Which brings us to the Islamic State (formerly known as ISIS). Unlike the reflexive threat-inflators who dominate the U.S. foreign-policy establishment, Obama didn't panic over the emergence of this lightly armed group of bloody-minded radicals whose new "caliphate" extends over a lot of mostly empty territory. He recognized that this group is brutal and that its recent advances need to be halted, but he also knew it wasn't the reincarnation of the Soviet empire, Nazi Germany, or even Baathist Iraq. In particular, Obama understood that the threat to the United States itself was neither large nor imminent and that a permanent solution to the problem would require local actors to step up. Instead of doing "the full McCain" and plunging back into the quicksand, Obama has done just enough to give the Kurds and the Iraqi government the opportunity to contain the problem themselves.

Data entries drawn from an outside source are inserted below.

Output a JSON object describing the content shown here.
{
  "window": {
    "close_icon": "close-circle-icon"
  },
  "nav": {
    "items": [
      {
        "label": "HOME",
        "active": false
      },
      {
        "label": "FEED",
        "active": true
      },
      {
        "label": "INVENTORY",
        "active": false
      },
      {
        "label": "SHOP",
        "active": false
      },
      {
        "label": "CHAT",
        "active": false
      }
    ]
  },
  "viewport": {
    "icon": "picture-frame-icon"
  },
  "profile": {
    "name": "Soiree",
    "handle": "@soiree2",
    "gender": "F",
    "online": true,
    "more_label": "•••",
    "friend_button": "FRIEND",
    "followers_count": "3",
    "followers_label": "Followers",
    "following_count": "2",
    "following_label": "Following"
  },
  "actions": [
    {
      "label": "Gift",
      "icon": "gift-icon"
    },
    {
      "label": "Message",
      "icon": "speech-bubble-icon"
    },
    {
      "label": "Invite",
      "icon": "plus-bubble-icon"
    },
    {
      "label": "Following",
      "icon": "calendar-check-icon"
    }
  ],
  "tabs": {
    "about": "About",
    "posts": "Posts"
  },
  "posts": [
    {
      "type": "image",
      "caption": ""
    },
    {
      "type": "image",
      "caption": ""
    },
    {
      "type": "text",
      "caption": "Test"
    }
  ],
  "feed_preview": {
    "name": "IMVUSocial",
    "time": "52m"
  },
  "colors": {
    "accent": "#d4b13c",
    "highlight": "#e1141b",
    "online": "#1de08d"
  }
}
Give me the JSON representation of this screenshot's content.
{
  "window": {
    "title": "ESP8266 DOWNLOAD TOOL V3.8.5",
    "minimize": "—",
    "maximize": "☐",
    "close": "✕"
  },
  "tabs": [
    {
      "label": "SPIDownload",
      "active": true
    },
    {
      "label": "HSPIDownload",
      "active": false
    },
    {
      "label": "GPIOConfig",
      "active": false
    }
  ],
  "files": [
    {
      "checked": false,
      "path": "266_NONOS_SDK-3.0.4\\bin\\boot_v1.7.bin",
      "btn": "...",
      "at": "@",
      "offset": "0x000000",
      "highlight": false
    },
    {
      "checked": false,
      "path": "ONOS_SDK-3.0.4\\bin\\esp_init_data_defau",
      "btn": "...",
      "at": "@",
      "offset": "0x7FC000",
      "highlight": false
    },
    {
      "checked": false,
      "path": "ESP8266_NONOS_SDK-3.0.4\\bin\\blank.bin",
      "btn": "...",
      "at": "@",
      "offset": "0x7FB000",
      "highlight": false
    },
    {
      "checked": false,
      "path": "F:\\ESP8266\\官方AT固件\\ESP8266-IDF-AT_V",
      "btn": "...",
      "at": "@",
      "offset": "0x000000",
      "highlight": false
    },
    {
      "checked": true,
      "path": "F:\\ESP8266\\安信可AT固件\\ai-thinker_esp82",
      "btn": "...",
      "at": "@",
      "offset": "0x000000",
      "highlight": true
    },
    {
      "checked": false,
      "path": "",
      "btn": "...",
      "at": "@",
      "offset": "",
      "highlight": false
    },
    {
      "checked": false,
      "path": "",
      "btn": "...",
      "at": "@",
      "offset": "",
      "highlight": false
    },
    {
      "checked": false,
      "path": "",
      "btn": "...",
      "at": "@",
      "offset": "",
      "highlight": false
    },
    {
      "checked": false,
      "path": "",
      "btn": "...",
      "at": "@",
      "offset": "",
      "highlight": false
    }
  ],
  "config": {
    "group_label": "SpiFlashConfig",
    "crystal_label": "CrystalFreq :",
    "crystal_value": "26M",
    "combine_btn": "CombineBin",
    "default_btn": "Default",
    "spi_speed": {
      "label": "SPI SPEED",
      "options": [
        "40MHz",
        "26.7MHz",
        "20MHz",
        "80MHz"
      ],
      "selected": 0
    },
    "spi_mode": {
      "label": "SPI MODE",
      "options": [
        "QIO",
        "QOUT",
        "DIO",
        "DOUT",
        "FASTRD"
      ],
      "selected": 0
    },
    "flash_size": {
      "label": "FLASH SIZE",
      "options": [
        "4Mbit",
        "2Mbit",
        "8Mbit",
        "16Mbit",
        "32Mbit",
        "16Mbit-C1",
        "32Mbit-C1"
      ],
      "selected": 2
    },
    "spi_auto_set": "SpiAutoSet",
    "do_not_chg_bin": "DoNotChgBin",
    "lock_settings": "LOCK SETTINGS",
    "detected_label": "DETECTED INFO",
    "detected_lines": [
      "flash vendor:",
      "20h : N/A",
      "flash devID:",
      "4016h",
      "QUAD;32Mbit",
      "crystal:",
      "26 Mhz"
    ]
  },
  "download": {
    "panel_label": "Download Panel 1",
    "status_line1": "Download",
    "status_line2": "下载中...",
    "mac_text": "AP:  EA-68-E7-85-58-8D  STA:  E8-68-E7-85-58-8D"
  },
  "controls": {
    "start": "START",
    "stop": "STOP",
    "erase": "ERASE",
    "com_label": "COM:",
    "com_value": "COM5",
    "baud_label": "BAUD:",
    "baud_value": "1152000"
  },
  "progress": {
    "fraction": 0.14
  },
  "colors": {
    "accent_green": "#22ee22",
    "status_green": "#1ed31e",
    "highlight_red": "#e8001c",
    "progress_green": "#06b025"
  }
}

Not only has he kept the United States off the slippery slope -- at least so far -- but this policy convinced Iraqis to rid themselves of divisive Prime Minister Nouri al-Maliki and pick someone who might govern more effectively. As he has done before, Obama, in short, was essentially buck-passing, a time-honored realist tactic. His measured response took advantage of the Islamic State's brutality and overweening ambition, which convinced local actors with far more skin in the game to get serious about dealing with the problem.

One can even see elements of this approach in Obama's handling of China. He has repeatedly emphasized Asia's importance to the United States, and the much-publicized "rebalancing" was obviously intended to signal to America's Asian partners that it wasn't abandoning the region. Obama reinforced these themes during his visit to Asia in April, but the administration has implemented this policy at a measured pace, content to let China's growing assertiveness do the work for us. Overreacting would alarm the local powers and let them continue to free-ride, while speaking softly makes present and future allies more eager for help and more willing to do what America wants to get it.

The common thread to these various responses is an appreciation not just of the limits of U.S. power, but also of the limited need to exercise it. "Limited" does not mean zero, which is why sensible people oppose a return to 19th-century-style isolationism. But this approach recognizes that the overwhelming majority of problems in the world do not threaten the United States directly and therefore do not require an immediate, forceful, and potentially costly U.S. response.

As Andrew Sullivan likes to say, Obama's greatest political genius has been his Road Runner-like ability to let enemies beat themselves. It would be even easier to do this if the Republican Party, the punditocracy, and some members of his own administration weren't constantly pressuring him to venture abroad in search of monsters to destroy. But I'm beginning to suspect that Obama understands America's privileged international position better than they do and that he also has a better grasp of where the public is on these issues as well. He's not running an especially noble foreign policy, but from a purely selfish U.S. perspective, it may be more effective than I used to think.